Thursday, February 26, 2015

Thoughts From a Catholic Pagan...

Rational Nation USA
Purveyor of Truth


Following are remarks made by Camille Paglia, University Professor of Humanities and Media Studies during an interview with America. Her remarks are honest, spot on, and perhaps a bit controversial. The three comments below are but a third of her interview responses, ones this writer found most interesting.

Identifying yourself as a “dissident feminist,” you often seem more at home with classical Greek and Roman paganism than with postmodern academia. How has this reality affected your public and professional relationships?

I feel lucky to have taught primarily at art schools, where the faculty are active practitioners of the arts and crafts. I have very little contact with American academics, who are pitifully trapped in a sterile career system that has become paralyzed by political correctness. University faculties nationwide have lost power to an ever-expanding bureaucracy of administrators, whose primary concern is the institution's contractual relationship with tuition-paying parents. You can cut the demoralized faculty atmosphere with a knife when you step foot on any elite campus. With a few stellar exceptions, the only substantive discourse that I ever have these days is with academics, intellectuals, and journalists abroad.

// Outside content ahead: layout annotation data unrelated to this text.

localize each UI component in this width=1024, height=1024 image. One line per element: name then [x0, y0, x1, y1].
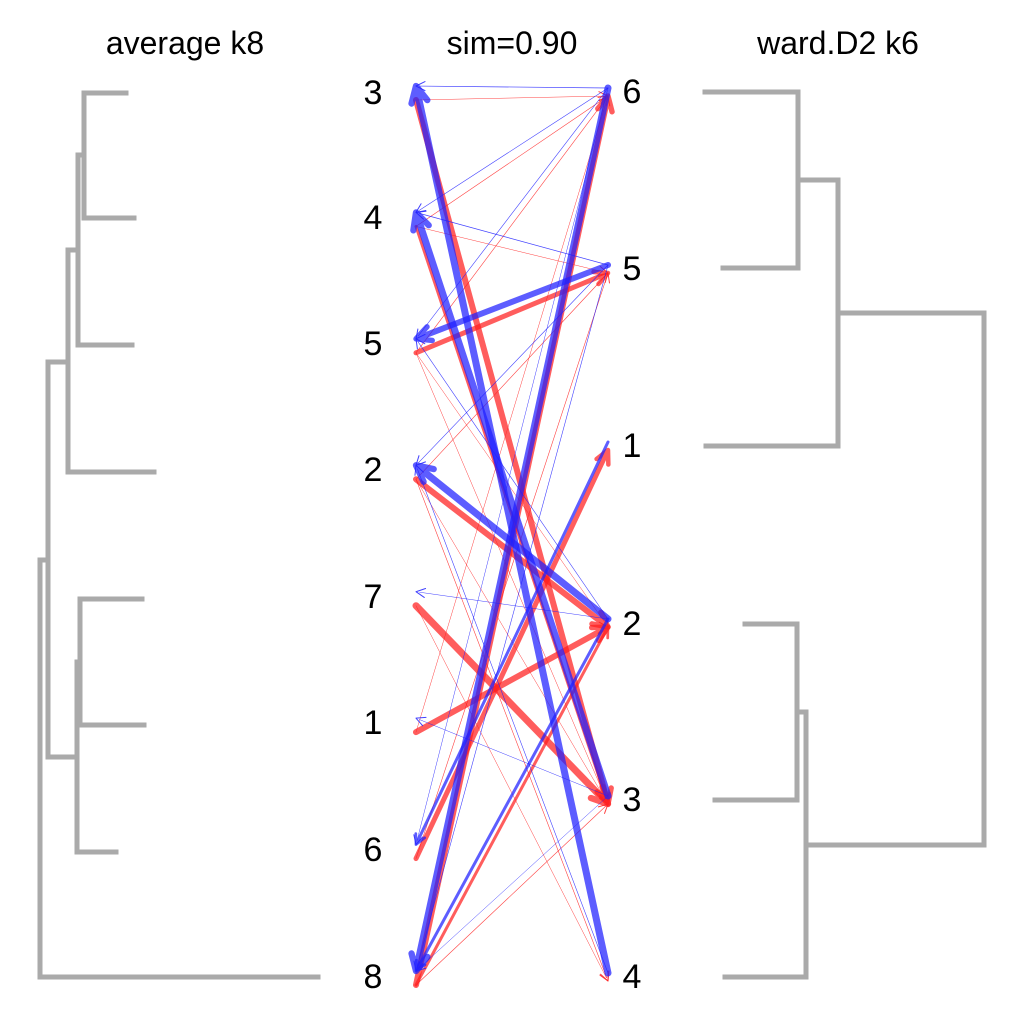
left-leaf-label: 4: [364, 199, 383, 237]
flow-arrow-right-to-left: [415, 716, 609, 797]
right-dendrogram-branch: [803, 310, 987, 848]
left-leaf-label: 1: [364, 704, 383, 742]
left-leaf-label: 5: [364, 325, 383, 363]
flow-arrow-right-to-left: [415, 588, 609, 620]
left-leaf-label: 2: [364, 451, 383, 489]
flow-arrow-left-to-right: [415, 272, 610, 859]
right-leaf-label: 2: [623, 605, 642, 643]
right-leaf-label: 5: [623, 250, 642, 288]
similarity-title: sim=0.90: [447, 25, 578, 61]
flow-arrow-left-to-right: [415, 803, 609, 986]
left-leaf-labels: 3 4 5 2 7 1 6 8: [364, 74, 383, 996]
right-leaf-label: 4: [623, 958, 642, 996]
flow-arrow-right-to-left: [408, 82, 612, 977]
flow-arrow-right-to-left: [415, 338, 609, 620]
left-dendrogram: [37, 90, 321, 980]
left-leaf-label: 8: [364, 958, 383, 996]
left-leaf-label: 7: [364, 578, 383, 616]
left-dendrogram-title: average k8: [106, 25, 264, 61]
left-leaf-label: 6: [364, 831, 383, 869]
right-leaf-labels: 6 5 1 2 3 4: [623, 73, 642, 996]
flow-arrows: [408, 81, 615, 988]
left-dendrogram-branch: [37, 557, 321, 980]
right-leaf-label: 6: [623, 73, 642, 111]
left-leaf-label: 3: [364, 74, 383, 112]
flow-arrow-right-to-left: [414, 464, 609, 974]
flow-arrow-right-to-left: [410, 209, 612, 800]
right-leaf-label: 1: [623, 427, 642, 465]
right-dendrogram: [702, 89, 987, 980]
right-leaf-label: 3: [623, 781, 642, 819]
right-dendrogram-title: ward.D2 k6: [756, 25, 919, 61]
flow-arrow-right-to-left: [414, 440, 610, 846]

In your view, what’s wrong with American feminism today, and what can it do to improve?

After the great victory won by my insurgent, pro-sex, pro-fashion wing of feminism in the 1990s, American and British feminism has amazingly collapsed backward again into whining, narcissistic victimology. As in the hoary old days of Gloria Steinem and her Stalinist cohorts, we are endlessly subjected to the hackneyed scenario of history as a toxic wasteland of vicious male oppression and gruesome female suffering. College campuses are hysterically portrayed as rape extravaganzas where women are helpless fluffs with no control over their own choices and behavior. I am an equal opportunity feminist: that is, I call for the removal of all barriers to women's advance in the professional and political realms. However, I oppose special protections for women, which I reject as demeaning and infantilizing. My principal demand (as I have been repeating for nearly 25 years) is for colleges to confine themselves to education and to cease their tyrannical surveillance of students' social lives. If a real crime is committed, it must be reported to the police. College officials and committees have neither the expertise nor the legal right to be conducting investigations into he said/she said campus dating fiascos. Too many of today's young feminists seem to want hovering, paternalistic authority figures to protect and soothe them, an attitude I regard as servile, reactionary and glaringly bourgeois. The world can never be made totally safe for anyone, male or female: there will always be sociopaths and psychotics impervious to social controls. I call my system "street-smart feminism": there is no substitute for wary vigilance and personal responsibility.

In your view as a classicist, what can the ancient Romans and Greeks teach us as human beings?

Following my culture-hero, Oscar Wilde, I do not subscribe to the implicitly moralistic assumption that literature or art "teaches" us anything. It simply opens up our vision to a larger world—or allows us to see that world through a different lens. Greco-Roman culture, which is fast receding in American higher education, is one of the two foundational traditions of Western civilization, the other being the Judeo-Christian. These traditions twined about and influenced each other for centuries and produced the titanic complexity of the West, for good and ill. To ignore or minimize the Greco-Roman past is to put intellectual blinders on—but that is exactly what has been happening as colleges are gradually abandoning the big, chronological, two-semester freshman survey courses that once heavily emphasized classical antiquity. The trajectory is toward "presentism," a myopic concentration on society since the Renaissance—a noble, humanistic term, by the way, that is being ruthlessly discarded for the blobby new Marxist entity, "Early Modern."

Full interview can be found BELOW THE FOLD'

Via: Memeorandum

5 comments:

  1. Was not aware that current colleges are abandoning the 'History of Western Civilization' that was required when I attended. That type of thing, and the grade escalation problem could well turn out
    poorly educated grads. My connections confirm the problem of heavy admin, which in some cases
    encourages the above problems, for mostly financial reasons (more students, more money)..and the
    corresponding discouragement among the working profs.

    ReplyDelete
    Replies
    1. BB said: " That type of thing, and the grade escalation problem could well turn out
      poorly educated grads."

      The same thing happens with racist "affirmative action" quotas which treat African Americans as intellectual cripples. I was in a program in university which requires a 3.0 GPA to stay in it. Blacks though had to only keep a 2.5 GPA. I remember well the experiences of my black friend. Such policies only bring harm, and make grads poorly educated.

      Delete
  2. Christina Hoff Sommers is another one of those "dissident feminists" whose work seems to ruffle feathers and who for that factor alone I admire.

    ReplyDelete
  3. I read "Sexual Personae" by Paglia years ago. She's a bundle of contradictions, but remains an interesting character.

    ReplyDelete
    Replies
    1. How so?

      Are you saying she lacks objectivity?